Writing

Software, technology, sysadmin war stories, and more. Feed
Monday, October 10, 2011

Primary, backup, manual failover? You've already lost.

There's a line by Steve Jobs about mobile devices which basically says "if you see a stylus, they blew it". It's the kind of observation which gives other people a rule of thumb to try using the next time they encounter a similar device. You don't have to take it at face value, but you can use the opportunity to judge it for yourself and see if there's any merit to his claim.

In that spirit, I would like to provide an observation for a service which is supposed to have high availability: "if you have a primary and a backup, you have already failed". Here's why I say that.

I noticed a pattern at some point. You'd have these people running a service and they'd know about maintenance or some other scheduled situation wherever their "primary" instance happened to live. They'd have to bring the team together, apply a whole bunch of changes, and do all kinds of crazy stuff to make it "flip".

One technique I saw was setting the whole system to read-only, waiting for it to settle down, and then demote their database's read-write master to a read-only slave. Then they'd take the "backup" node which had been a read-only slave and make it the master. This would usually work, but sometimes bad things would happen.

In any case, if it actually worked, then they would put the whole system back to its usual read-write mode and continue with life. They thought this was normal and saw nothing wrong with it. All I could do was shake my head and just wonder whatever gave them that idea.

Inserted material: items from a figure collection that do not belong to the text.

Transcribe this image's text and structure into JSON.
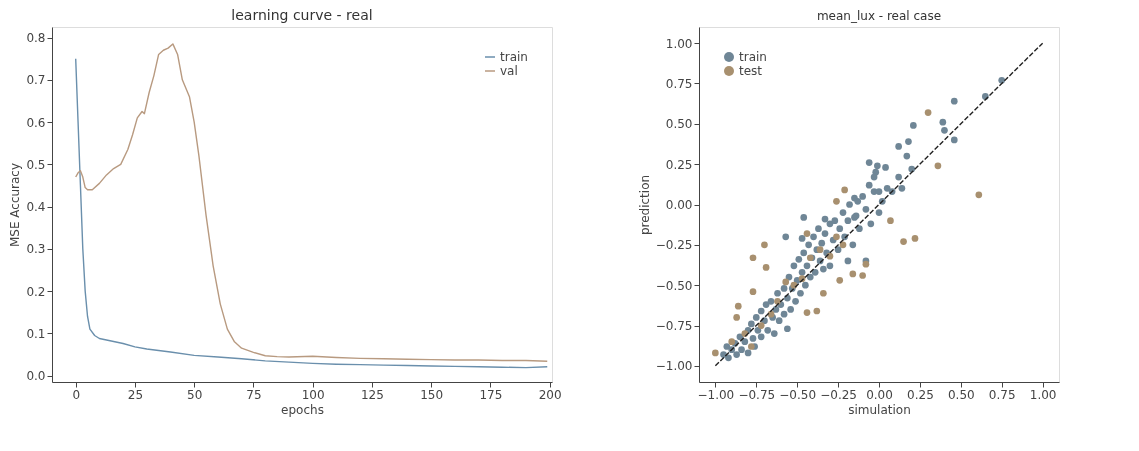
{
  "chart_data": [
    {
      "type": "line",
      "title": "learning curve - real",
      "xlabel": "epochs",
      "ylabel": "MSE Accuracy",
      "legend": "top right",
      "grid": false,
      "xlim": [
        -10,
        201
      ],
      "ylim": [
        -0.015,
        0.825
      ],
      "xticks": [
        0,
        25,
        50,
        75,
        100,
        125,
        150,
        175,
        200
      ],
      "yticks": [
        {
          "value": 0,
          "label": "0.0"
        },
        {
          "value": 0.1,
          "label": "0.1"
        },
        {
          "value": 0.2,
          "label": "0.2"
        },
        {
          "value": 0.3,
          "label": "0.3"
        },
        {
          "value": 0.4,
          "label": "0.4"
        },
        {
          "value": 0.5,
          "label": "0.5"
        },
        {
          "value": 0.6,
          "label": "0.6"
        },
        {
          "value": 0.7,
          "label": "0.7"
        },
        {
          "value": 0.8,
          "label": "0.8"
        }
      ],
      "series": [
        {
          "name": "train",
          "color": "#6a8fac",
          "x": [
            0,
            1,
            2,
            3,
            4,
            5,
            6,
            8,
            10,
            15,
            20,
            25,
            30,
            40,
            50,
            60,
            70,
            80,
            90,
            100,
            110,
            120,
            130,
            140,
            150,
            160,
            170,
            180,
            190,
            199
          ],
          "values": [
            0.75,
            0.6,
            0.45,
            0.3,
            0.2,
            0.14,
            0.11,
            0.095,
            0.088,
            0.082,
            0.076,
            0.068,
            0.063,
            0.056,
            0.048,
            0.044,
            0.04,
            0.035,
            0.032,
            0.029,
            0.027,
            0.026,
            0.025,
            0.024,
            0.023,
            0.022,
            0.021,
            0.02,
            0.019,
            0.021
          ]
        },
        {
          "name": "val",
          "color": "#b89a80",
          "x": [
            0,
            1,
            2,
            3,
            4,
            5,
            7,
            10,
            13,
            16,
            19,
            22,
            24,
            26,
            28,
            29,
            31,
            33,
            35,
            37,
            39,
            41,
            43,
            45,
            48,
            50,
            52,
            55,
            58,
            61,
            64,
            67,
            70,
            75,
            80,
            85,
            90,
            100,
            110,
            120,
            130,
            140,
            150,
            160,
            170,
            180,
            190,
            199
          ],
          "values": [
            0.47,
            0.48,
            0.485,
            0.47,
            0.445,
            0.44,
            0.44,
            0.455,
            0.475,
            0.49,
            0.5,
            0.535,
            0.57,
            0.61,
            0.625,
            0.62,
            0.67,
            0.71,
            0.76,
            0.77,
            0.775,
            0.785,
            0.76,
            0.7,
            0.66,
            0.6,
            0.52,
            0.38,
            0.26,
            0.17,
            0.11,
            0.08,
            0.065,
            0.055,
            0.047,
            0.045,
            0.044,
            0.046,
            0.043,
            0.041,
            0.04,
            0.039,
            0.038,
            0.037,
            0.037,
            0.036,
            0.036,
            0.034
          ]
        }
      ]
    },
    {
      "type": "scatter",
      "title": "mean_lux - real case",
      "xlabel": "simulation",
      "ylabel": "prediction",
      "legend": "top left",
      "grid": false,
      "marker": "circle",
      "xlim": [
        -1.1,
        1.1
      ],
      "ylim": [
        -1.1,
        1.1
      ],
      "xticks": [
        {
          "value": -1,
          "label": "−1.00"
        },
        {
          "value": -0.75,
          "label": "−0.75"
        },
        {
          "value": -0.5,
          "label": "−0.50"
        },
        {
          "value": -0.25,
          "label": "−0.25"
        },
        {
          "value": 0,
          "label": "0.00"
        },
        {
          "value": 0.25,
          "label": "0.25"
        },
        {
          "value": 0.5,
          "label": "0.50"
        },
        {
          "value": 0.75,
          "label": "0.75"
        },
        {
          "value": 1,
          "label": "1.00"
        }
      ],
      "yticks": [
        {
          "value": -1,
          "label": "−1.00"
        },
        {
          "value": -0.75,
          "label": "−0.75"
        },
        {
          "value": -0.5,
          "label": "−0.50"
        },
        {
          "value": -0.25,
          "label": "−0.25"
        },
        {
          "value": 0,
          "label": "0.00"
        },
        {
          "value": 0.25,
          "label": "0.25"
        },
        {
          "value": 0.5,
          "label": "0.50"
        },
        {
          "value": 0.75,
          "label": "0.75"
        },
        {
          "value": 1,
          "label": "1.00"
        }
      ],
      "series": [
        {
          "name": "train",
          "color": "#6f8696",
          "x": [
            -0.95,
            -0.93,
            -0.92,
            -0.9,
            -0.88,
            -0.87,
            -0.85,
            -0.84,
            -0.82,
            -0.8,
            -0.8,
            -0.78,
            -0.77,
            -0.76,
            -0.75,
            -0.74,
            -0.72,
            -0.72,
            -0.7,
            -0.69,
            -0.68,
            -0.66,
            -0.65,
            -0.64,
            -0.63,
            -0.62,
            -0.61,
            -0.6,
            -0.58,
            -0.58,
            -0.56,
            -0.55,
            -0.54,
            -0.53,
            -0.52,
            -0.51,
            -0.5,
            -0.49,
            -0.48,
            -0.47,
            -0.46,
            -0.45,
            -0.44,
            -0.43,
            -0.42,
            -0.41,
            -0.4,
            -0.39,
            -0.38,
            -0.37,
            -0.36,
            -0.35,
            -0.34,
            -0.33,
            -0.32,
            -0.3,
            -0.3,
            -0.28,
            -0.27,
            -0.25,
            -0.24,
            -0.22,
            -0.21,
            -0.19,
            -0.18,
            -0.16,
            -0.15,
            -0.13,
            -0.12,
            -0.1,
            -0.08,
            -0.06,
            -0.05,
            -0.03,
            -0.02,
            0.02,
            0.05,
            0.08,
            0.46,
            0.65,
            0.75,
            0.39,
            0.4,
            0.46,
            0.21,
            0.12,
            0.18,
            0.17,
            0.2,
            0.12,
            0.14,
            0.04,
            -0.01,
            -0.06,
            -0.03,
            0,
            0,
            -0.15,
            -0.14,
            -0.08,
            -0.19,
            -0.46,
            -0.57,
            -0.47,
            -0.33,
            -0.56
          ],
          "values": [
            -0.93,
            -0.88,
            -0.95,
            -0.9,
            -0.86,
            -0.93,
            -0.82,
            -0.9,
            -0.85,
            -0.78,
            -0.92,
            -0.74,
            -0.83,
            -0.88,
            -0.7,
            -0.78,
            -0.66,
            -0.82,
            -0.72,
            -0.62,
            -0.78,
            -0.6,
            -0.7,
            -0.8,
            -0.65,
            -0.55,
            -0.72,
            -0.62,
            -0.52,
            -0.68,
            -0.58,
            -0.45,
            -0.65,
            -0.52,
            -0.38,
            -0.6,
            -0.47,
            -0.34,
            -0.55,
            -0.42,
            -0.3,
            -0.5,
            -0.38,
            -0.25,
            -0.45,
            -0.33,
            -0.2,
            -0.42,
            -0.28,
            -0.15,
            -0.35,
            -0.24,
            -0.4,
            -0.18,
            -0.3,
            -0.12,
            -0.38,
            -0.22,
            -0.1,
            -0.28,
            -0.15,
            -0.05,
            -0.2,
            -0.1,
            0,
            -0.25,
            -0.08,
            0.02,
            -0.15,
            0.05,
            -0.03,
            0.12,
            -0.12,
            0.08,
            0.2,
            0.02,
            0.1,
            0.08,
            0.64,
            0.67,
            0.77,
            0.51,
            0.46,
            0.4,
            0.49,
            0.36,
            0.39,
            0.3,
            0.22,
            0.17,
            0.1,
            0.23,
            0.24,
            0.26,
            0.17,
            0.08,
            -0.05,
            0.04,
            -0.07,
            -0.35,
            -0.35,
            -0.08,
            -0.2,
            -0.21,
            -0.09,
            -0.77
          ]
        },
        {
          "name": "test",
          "color": "#a8906f",
          "x": [
            0.3,
            0.36,
            0.61,
            0.07,
            0.15,
            0.22,
            -0.21,
            -0.26,
            -0.7,
            -0.77,
            -0.69,
            -0.16,
            -0.1,
            -0.08,
            -0.24,
            -0.44,
            -0.38,
            -0.34,
            -1,
            -0.86,
            -0.87,
            -0.77,
            -0.44,
            -0.9,
            -0.82,
            -0.78,
            -0.72,
            -0.66,
            -0.62,
            -0.57,
            -0.52,
            -0.47,
            -0.42,
            -0.36,
            -0.3,
            -0.26,
            -0.22
          ],
          "values": [
            0.57,
            0.24,
            0.06,
            -0.1,
            -0.23,
            -0.21,
            0.09,
            0.02,
            -0.25,
            -0.33,
            -0.39,
            -0.43,
            -0.44,
            -0.37,
            -0.47,
            -0.67,
            -0.66,
            -0.55,
            -0.92,
            -0.63,
            -0.7,
            -0.54,
            -0.18,
            -0.85,
            -0.8,
            -0.88,
            -0.75,
            -0.68,
            -0.6,
            -0.48,
            -0.5,
            -0.46,
            -0.33,
            -0.28,
            -0.32,
            -0.2,
            -0.25
          ]
        },
        {
          "type": "line",
          "color": "#222222",
          "line_style": "dashed",
          "marker": "none",
          "x": [
            -1,
            1
          ],
          "values": [
            -1,
            1
          ]
        }
      ]
    }
  ]
}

There are multiple reasons why I think this is bad. First, it makes a user-visible outage. When you flip the whole site over to being read-only, the users will notice. Also, if you make this a regular thing, then the smarter ones will realize what you're doing. Once they figure that out, they will realize you are manually flipping service back and forth to dodge external dependencies and will realize what a rinky-dink operation you have. If you're selling service on the basis of reliability and "cloud this" and "cloud that", that doesn't work.

Second, it puts a human in the critical path for avoiding outages. This is just mean. It means some poor person has to sit there with a playbook and monkey their way through a process every time it comes up. What if that playbook gets out of date? Do they get to wake other people up at 3 AM if they can't figure it out?

Aside: I have a whole rant about having playbooks for a production service in the first place, but that is a topic for another time. Stay tuned, I guess.

Squirrel! Third, it does not cover those situations where your primary will die for unplanned reasons. Imagine that! What do you do when a squirrel decides to warm itself up by shorting across your service entry? Last time I checked, the squirrel union does not file notices when one of its members wants to go visit Elvis. They just do it.

Start thinking about multiple masters and a world of no primary. Once you get into that groove, then you can start planning for capacity. That opens the door to things like N+1, N+2, worrying about "shared fate", and so on.

Or, you know, you can just buy a lot of bananas and settle in for a long winter of manual failover monkey work. It's up to you.